On Communication Requirements for Multi-agent Consensus Seeking

L. Fang, P. Antsaklis

Networked Embedded Sensing and Control, Proceedings of Workshop NESC’05
University of Notre Dame, USA, October 17-18, 2005

Panos Antsaklis and Paulo Tabuada (Eds.)
Lecture Notes in Control and Information Sciences (LNCIS) 331, pp. 53-68, Springer 2006.

Abstract—Several consensus protocols have been proposed in the literature and their convergence properties studied via a variety of methods. In all these methods, the communication topologies play a key role in the convergence of consensus processes. The goal of this paper is two fold. The first goal is to explore communication topologies, as implied by the communication assumptions, that lead to consensus among agents.

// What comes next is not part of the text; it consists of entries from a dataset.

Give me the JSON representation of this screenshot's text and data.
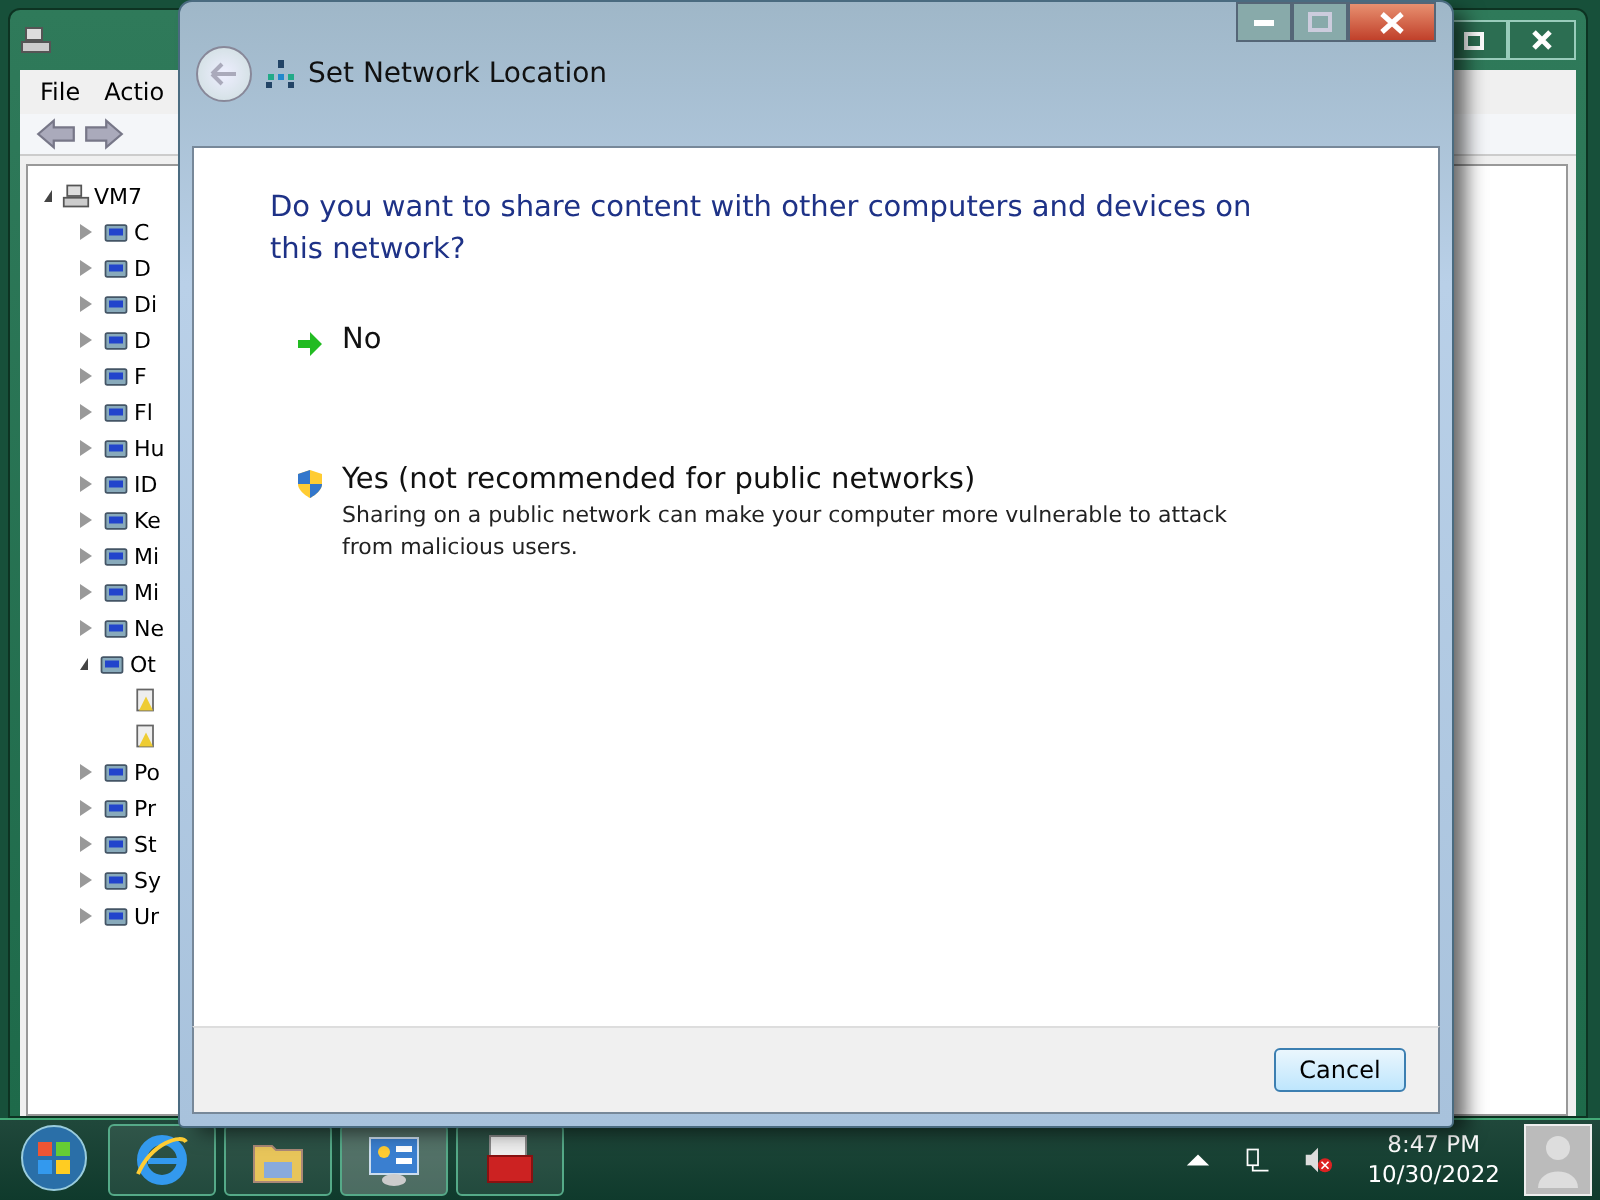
{
  "background_window": {
    "menu": [
      "File",
      "Actio"
    ],
    "tree": {
      "label": "VM7",
      "expanded": true,
      "children": [
        {
          "label": "C",
          "expanded": false
        },
        {
          "label": "D",
          "expanded": false
        },
        {
          "label": "Di",
          "expanded": false
        },
        {
          "label": "D",
          "expanded": false
        },
        {
          "label": "F",
          "expanded": false
        },
        {
          "label": "Fl",
          "expanded": false
        },
        {
          "label": "Hu",
          "expanded": false
        },
        {
          "label": "ID",
          "expanded": false
        },
        {
          "label": "Ke",
          "expanded": false
        },
        {
          "label": "Mi",
          "expanded": false
        },
        {
          "label": "Mi",
          "expanded": false
        },
        {
          "label": "Ne",
          "expanded": false
        },
        {
          "label": "Ot",
          "expanded": true
        },
        {
          "label": "Po",
          "expanded": false
        },
        {
          "label": "Pr",
          "expanded": false
        },
        {
          "label": "St",
          "expanded": false
        },
        {
          "label": "Sy",
          "expanded": false
        },
        {
          "label": "Ur",
          "expanded": false
        }
      ]
    }
  },
  "dialog": {
    "title": "Set Network Location",
    "question": "Do you want to share content with other computers and devices on this network?",
    "options": [
      {
        "kind": "arrow",
        "label": "No"
      },
      {
        "kind": "shield",
        "label": "Yes (not recommended for public networks)",
        "description": "Sharing on a public network can make your computer more vulnerable to attack from malicious users."
      }
    ],
    "buttons": [
      "Cancel"
    ]
  },
  "taskbar": {
    "clock_time": "8:47 PM",
    "clock_date": "10/30/2022"
  }
}
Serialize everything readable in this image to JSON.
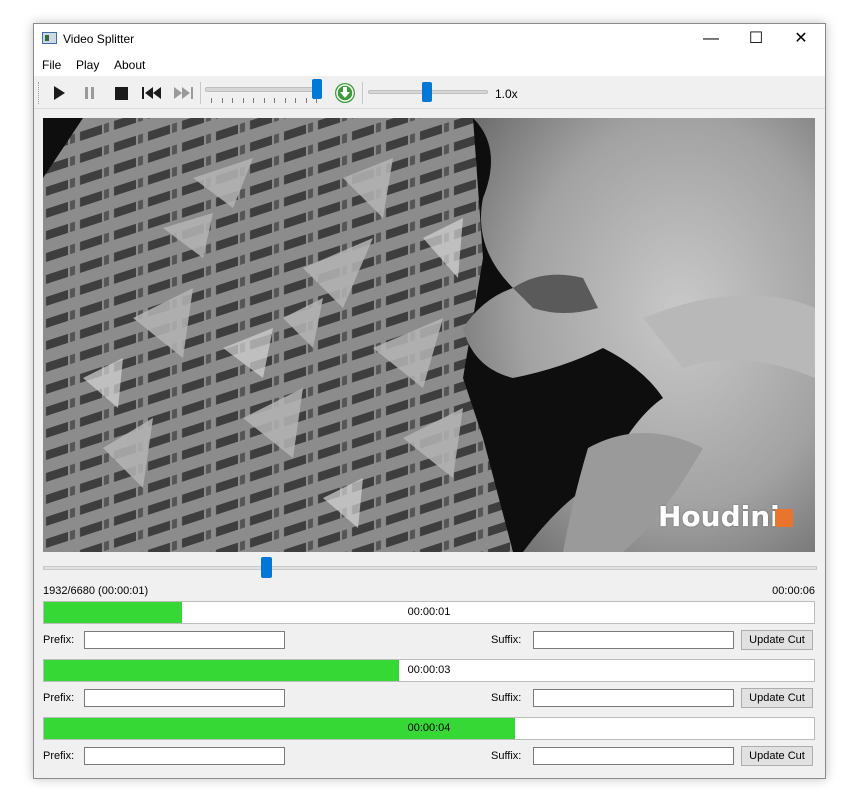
{
  "window": {
    "title": "Video Splitter",
    "minimize_glyph": "—",
    "maximize_glyph": "☐",
    "close_glyph": "✕"
  },
  "menu": [
    "File",
    "Play",
    "About"
  ],
  "toolbar": {
    "icons": [
      "play-icon",
      "pause-icon",
      "stop-icon",
      "skip-backward-icon",
      "skip-forward-icon",
      "download-icon"
    ],
    "volume_level": 1.0,
    "speed_label": "1.0x",
    "speed_level": 0.5
  },
  "video": {
    "watermark": "Houdini",
    "accent_color": "#e8742d"
  },
  "playback": {
    "frame_label": "1932/6680 (00:00:01)",
    "duration": "00:00:06",
    "position_fraction": 0.289
  },
  "colors": {
    "accent": "#0078d7",
    "progress": "#35d835"
  },
  "cuts": [
    {
      "time": "00:00:01",
      "fill_fraction": 0.179,
      "prefix_label": "Prefix:",
      "prefix_value": "",
      "suffix_label": "Suffix:",
      "suffix_value": "",
      "button": "Update Cut"
    },
    {
      "time": "00:00:03",
      "fill_fraction": 0.461,
      "prefix_label": "Prefix:",
      "prefix_value": "",
      "suffix_label": "Suffix:",
      "suffix_value": "",
      "button": "Update Cut"
    },
    {
      "time": "00:00:04",
      "fill_fraction": 0.612,
      "prefix_label": "Prefix:",
      "prefix_value": "",
      "suffix_label": "Suffix:",
      "suffix_value": "",
      "button": "Update Cut"
    }
  ]
}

For this, we examine several important results in the literature and focus on different classes of communication assumptions being made, such as synchronism, connectivity, and direction of communication. In the latter part of this paper, we utilize iteration graphs to unify various consensus results. Based on asynchronous iteration methods for nonlinear paracontractions, we establish a new result which shows that consensus is reachable under directional, time-varying and asynchronous topologies with nonlinear protocols. In particular, the iteration graph concept proves to be fundamental in understanding the convergence of consensus processes.